Record increase in automated cyberattacks using artificial intelligence revealed: how criminals operate

A new intelligence report highlights a surge in cyberattacks through 2024, driven by the use of automation tools that make cybercriminals' jobs easier: they program bots that allow multiple attacks to be carried out simultaneously, with 36,000 scans per second.

The information comes from FortiGuard Labs , the threat lab of Fortinet, a cybersecurity company that publishes annual reports on the overall landscape of cyberattackers. It's worth clarifying that these numbers are relative to the company's detection system and, while they don't exhaust the overall picture, they serve as a sample of what's happening in the industry and the risks to which users are exposed.

Among the discoveries, Fortinet detected a 500% increase in records of compromised credentials (i.e., username and password): in 2024, 1.7 billion stolen credentials were shared on dark web forums , highlighting the increase in large-scale theft of sensitive information. Personal data is traded on these clandestine sites and then used in a variety of criminal ways .

Additionally, they highlight a 39% increase in vulnerabilities : during 2024, cybercriminals shared more than 100 billion compromised records on underground forums, a year-over-year increase of 42%.

However, one of the report's most notable features concerns the use of artificial intelligence to carry out attacks by cybercriminals.

Automated bot attacks occur when a cybercriminal programs tools that operate autonomously to search for vulnerabilities, exploit security flaws, or steal information. Unlike manual attacks, bots allow millions of targets to be scanned simultaneously and launch large-scale attacks without human intervention.

This feature allows large ransomware groups to “sweep” the configurations of the tools their victims use and, when a vulnerability is active (such as an outdated or misconfigured system), exploit it to compromise a system.

Common examples of these automated attacks include mass vulnerability scans, brute-force attacks that try millions of passwords to break into systems, or password theft via programs known as "infostealers."

Phishing campaigns are also generated using AI to make them more credible.

“Our latest FortiGuard Labs report on the 2025 Global Threat Landscape makes one thing clear: cybercriminals are accelerating their efforts, using AI and automation to operate at unprecedented levels of speed and scale ,” said Derek Manky, Chief Security Strategist and Global Vice President of Threat Intelligence at FortiGuard Labs at Fortinet.

“The traditional security playbook is no longer sufficient. Organizations must adopt a proactive strategy focused on intelligence and driven by AI, zero trust, and continuous threat exposure management to stay ahead of today's increasingly evolving threat landscape,” he added.

Fortinet highlights the following concerns in its report:

Automated scanning reached record levels in 2024, increasing 16.7% year-over-year. Cybercriminals deployed bots to detect vulnerabilities in exposed infrastructure on a global scale.

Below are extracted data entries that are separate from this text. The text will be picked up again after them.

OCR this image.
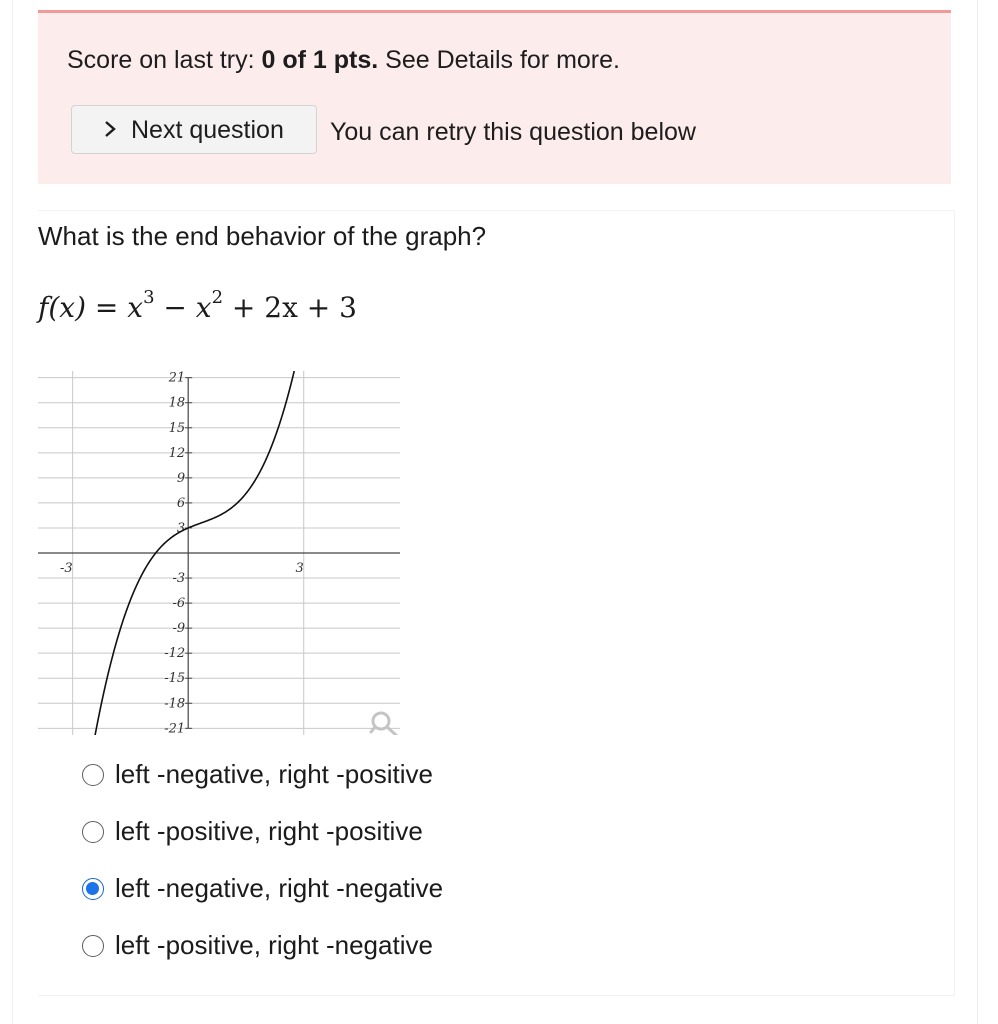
Score on last try: 0 of 1 pts. See Details for more.
Next question You can retry this question below
What is the end behavior of the graph?
$f(x) = x^3 - x^2 + 2x + 3$
21
18
15
12
9
6
3
-3
-6
-9
-12
-15
-18
-21
-3	3
left -negative, right -positive
left -positive, right -positive
left -negative, right -negative
left -positive, right -negative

Underground forums have established themselves as markets for exploit kits, with more than 40,000 new vulnerabilities added in 2024. Additionally, the number of stolen credentials shared grew by 500%, fueling cybercrime.

AI-driven cybercrime

The use of artificial intelligence in attacks allowed for the creation of more realistic and difficult-to-detect phishing campaigns, supported by tools such as FraudGPT, BlackmailerV3, and ElevenLabs.

Attacks on critical sectors

Industries such as manufacturing, healthcare, and financial services were the most targeted in 2024, with targeted attacks driven by nation-states and ransomware-as-a-service groups.

Cloud environments remain a primary target, with 70% of incidents linked to access from unknown locations due to insecure configurations and excessive permissions.

Credentials as the currency of cybercrime

More than 100 billion stolen records were shared on the dark web in 2024, facilitating automated credential-stealing attacks and fueling financial fraud and espionage.

Last week, there were several report presentations in the world of cybersecurity.

The FBI's Internet Crime Complaint Center (IC3), which tracks the overall scenario of cyberattacks reported in the United States, published its 2024 edition , and there are some interesting numbers.

While the report is localized to that country, it serves as a global thermometer for the most common attacks, confirming, year after year, that neither ransomware nor advanced threats (APT) constitute the largest volume of attacks: phishing, false investments, scams, and fake technical support top the list.

All of this suggests that the gateway to cybercrime is still a set of well-known scams and deceptions, evolving only in form but not so much in structure.

Google Cloud published its M-Trends report, highly regarded in the industry and considered by many to be one of the most representative, as it is compiled based on incident response data from public and private organizations, and Verizon also released its annual report last week.

The reports, each with different nuances, outline the most important aspects discussed in today's cybersecurity world.